Enhancing Ni oxidation reconstruction in Ni3Fe nanoalloy for efficient Electro-Oxidation of 5-Hydroxymethylfurfural

Herein, a novel ball milling-pyrolysis strategy was proposed for preparing a highly dispersed Ni 3 Fe nanoalloy catalyst (Ni 3 Fe@NC) used for 5-hydroxymethylfurfural (HMF) electro-oxidation reaction.
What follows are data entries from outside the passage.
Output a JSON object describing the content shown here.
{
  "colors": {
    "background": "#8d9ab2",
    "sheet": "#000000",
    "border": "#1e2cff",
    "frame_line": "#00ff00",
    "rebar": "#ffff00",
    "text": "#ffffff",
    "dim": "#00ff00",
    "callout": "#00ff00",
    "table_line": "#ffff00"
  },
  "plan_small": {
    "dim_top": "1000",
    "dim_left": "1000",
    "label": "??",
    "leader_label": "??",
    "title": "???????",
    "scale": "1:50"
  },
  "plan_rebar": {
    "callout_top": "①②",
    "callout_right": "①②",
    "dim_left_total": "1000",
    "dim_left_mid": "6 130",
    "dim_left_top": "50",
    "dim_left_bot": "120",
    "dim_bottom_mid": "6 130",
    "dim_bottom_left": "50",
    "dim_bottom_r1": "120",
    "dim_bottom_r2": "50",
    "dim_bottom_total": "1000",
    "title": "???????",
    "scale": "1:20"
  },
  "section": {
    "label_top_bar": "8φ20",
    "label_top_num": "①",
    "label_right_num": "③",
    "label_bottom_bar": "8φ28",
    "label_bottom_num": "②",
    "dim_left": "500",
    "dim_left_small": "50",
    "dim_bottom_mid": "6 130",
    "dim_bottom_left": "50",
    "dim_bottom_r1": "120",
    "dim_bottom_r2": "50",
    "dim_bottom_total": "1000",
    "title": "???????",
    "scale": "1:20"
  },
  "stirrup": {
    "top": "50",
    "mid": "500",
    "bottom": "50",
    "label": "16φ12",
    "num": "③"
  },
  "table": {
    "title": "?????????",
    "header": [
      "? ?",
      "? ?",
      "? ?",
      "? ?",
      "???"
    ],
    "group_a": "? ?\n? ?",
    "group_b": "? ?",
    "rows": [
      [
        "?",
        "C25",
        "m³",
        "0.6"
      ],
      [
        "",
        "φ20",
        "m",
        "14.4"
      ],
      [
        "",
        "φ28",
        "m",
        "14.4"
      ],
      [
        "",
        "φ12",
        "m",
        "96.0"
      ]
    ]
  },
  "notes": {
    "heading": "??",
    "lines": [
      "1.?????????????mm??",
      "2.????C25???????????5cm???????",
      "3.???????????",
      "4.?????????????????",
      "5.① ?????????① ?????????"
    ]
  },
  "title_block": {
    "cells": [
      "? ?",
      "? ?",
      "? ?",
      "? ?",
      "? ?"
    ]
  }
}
The Ni 3 Fe@NC delivered a high current density of 100 mA cm −2 at a low potential of 1.467 V vs RHE, with a HMF conversion rate of over 99.6 %, 2,5-furan dicarboxylic acid (FDCA) selectivity of 97.1 % and a Faraday efficiency of 96.7 %. Theoretical calculations, in-situ EIS, quasi-in-situ XRD and XPS demonstrated that Fe-doping optimizes the electronic structure of Ni 3 Fe@NC and regulates its d -band center, which not only promoted the reconstruction of Ni 3 Fe@NC to form high-oxidation-activity Ni 2+δ and Ni 3+δ species but also reduced the reaction barrier of the key rate-determining step (*5-Hydroxymethyl-2-furancarboxylic acid (HMFCA)→*5-formyl-2-furancarboxylic acid (FFCA)) during HMFOR. Based on this interesting work, we provided a facile macroscopic preparation strategy on highly dispersed nanoalloy catalyst for efficient electro-oxidation of HMF.